Making Sense of Dallas: Violence, Racism, and Guns
This week, three separate incidents have monopolized the headlines. Two separate police shootings of non-threatening black men in Louisiana and Minnesota brought activists out across the country, decrying the disproportionately violent and harsh treatment directed by police at people of color.
Then, last night in Dallas, at one of scores of marches against police brutality happening across the nation, at least one gunman ambushed police officers who were on scene to direct the march. The shooter killed five officers and injured 7 people, including both police and protestors. The primary gunman was killed by a bomb detonated remotely by the police, while another three suspects – with as of now unknown affiliation to the incident – remain in custody.
During the lengthy negotiations with police that led up to the detonation, the 25 year-old gunman identified as Micah Johnson expressed anger at the recent shootings, his frustration with the Black Lives Matter movement, and his desire to kill white officers in retaliation for recent events.
This week’s events – both delicate and difficult, dealing with some of the most heated debates of our times – have already stirred the pot, heightening tensions over guns and race during an already fraught political season.
The former House Representative Joe Walsh posted an ominous threat to Obama and Black Lives Matter activists, tweeting: “This is now war. Watch out Obama. Watch out black lives matter punks. Real America is coming after you.”
By murdering officers as they helped facilitate the expression of protesters’ first amendment rights, Johnson and whoever else was involved in the heinous shooting in Dallas deserve unequivocal condemnation, and any surviving participates in the attack should be prosecuted.
But understanding the complexity of this issue is difficult for many Americans. Consider the pandering of public figures like Walsh, whose vicious tweet itself deserves condemnation. The former congressman has leant his voice to a false narrative – just as the New York Post did with its cover this morning – that there is an unsealable divide in our country that will necessarily result in violent conflict. His pandering is reckless and, yes, racist. What exactly is “real America?” Are people who are outraged over senseless police violence directed at black people somehow outside of that classification?
As for rhetorical excess, it is worth mentioning the dehumanization that anti-police jargon generates. While police forces as institutions are flawed and some officers possess prejudice, police departments are run by many well-meaning people from all backgrounds and ethnicities who have families and aspirations. “Fuck the police” may be a cathartic chant, but it is reductive.
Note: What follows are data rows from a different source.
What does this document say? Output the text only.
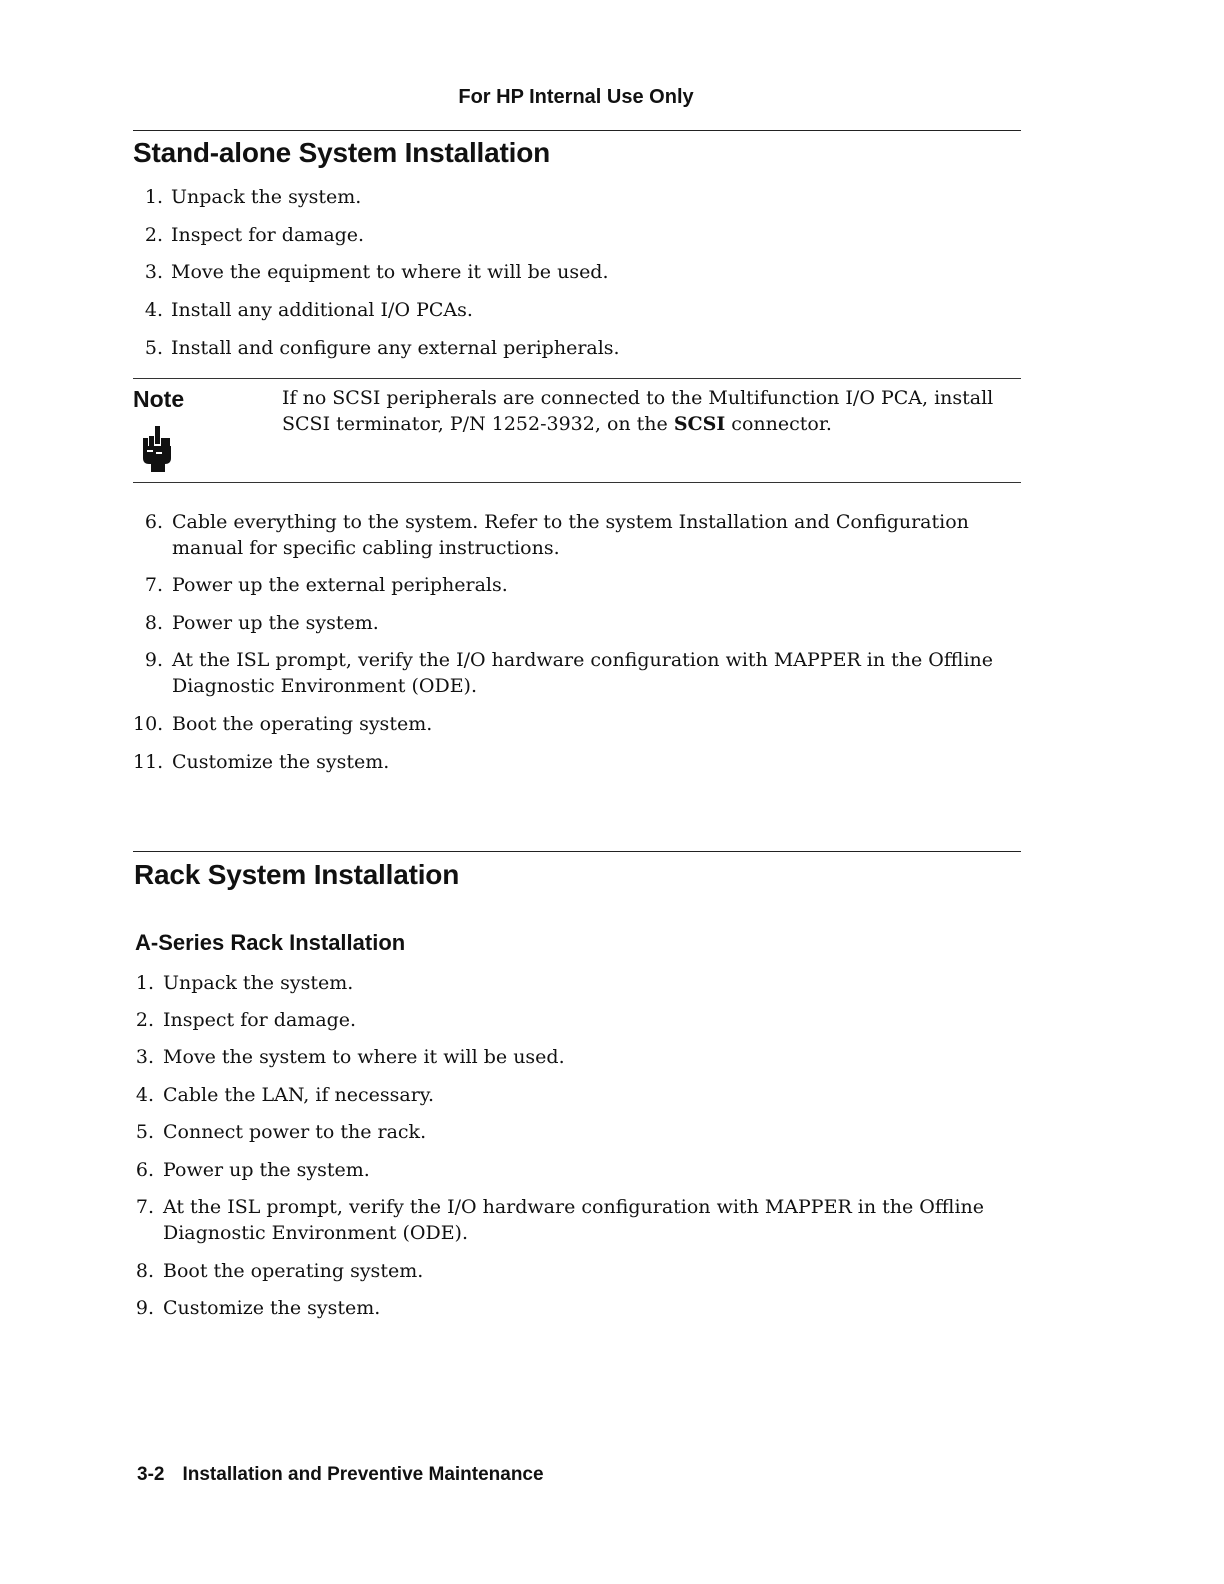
For HP Internal Use Only
Stand-alone System Installation
1. Unpack the system.
2. Inspect for damage.
3. Move the equipment to where it will be used.
4. Install any additional I/O PCAs.
5. Install and configure any external peripherals.
Note	If no SCSI peripherals are connected to the Multifunction I/O PCA, install SCSI terminator, P/N 1252-3932, on the SCSI connector.
6. Cable everything to the system. Refer to the system Installation and Configuration
manual for specific cabling instructions.
7. Power up the external peripherals.
8. Power up the system.
9. At the ISL prompt, verify the I/O hardware configuration with MAPPER in the Offline
Diagnostic Environment (ODE).
10. Boot the operating system.
11. Customize the system.
Rack System Installation
A-Series Rack Installation
1. Unpack the system.
2. Inspect for damage.
3. Move the system to where it will be used.
4. Cable the LAN, if necessary.
5. Connect power to the rack.
6. Power up the system.
7. At the ISL prompt, verify the I/O hardware configuration with MAPPER in the Offline
Diagnostic Environment (ODE).
8. Boot the operating system.
9. Customize the system.
3-2 Installation and Preventive Maintenance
While politicians work to fit this week’s events into their narratives, it’s worth acknowledging the objective horror and injustice of violence generally, and gun violence specifically. It’s possible to both adamantly oppose racist violence against black citizens, and to also wholeheartedly oppose the exercise of violence against police officers, many of whom have provided countless hours of civic service for communities across the country.
At the heart of all of this rests that specter of American violence – the gun. As yet another week yields more gun deaths, the United States government cannot bring itself to define the issue in terms of public health. By granting adequate resources to studying and weeding out violence in our communities, we can look at the variegated factors that contribute to this persistent menace, instead of pitting Americans against each other and ignoring institutional flaws that perpetuate injustice.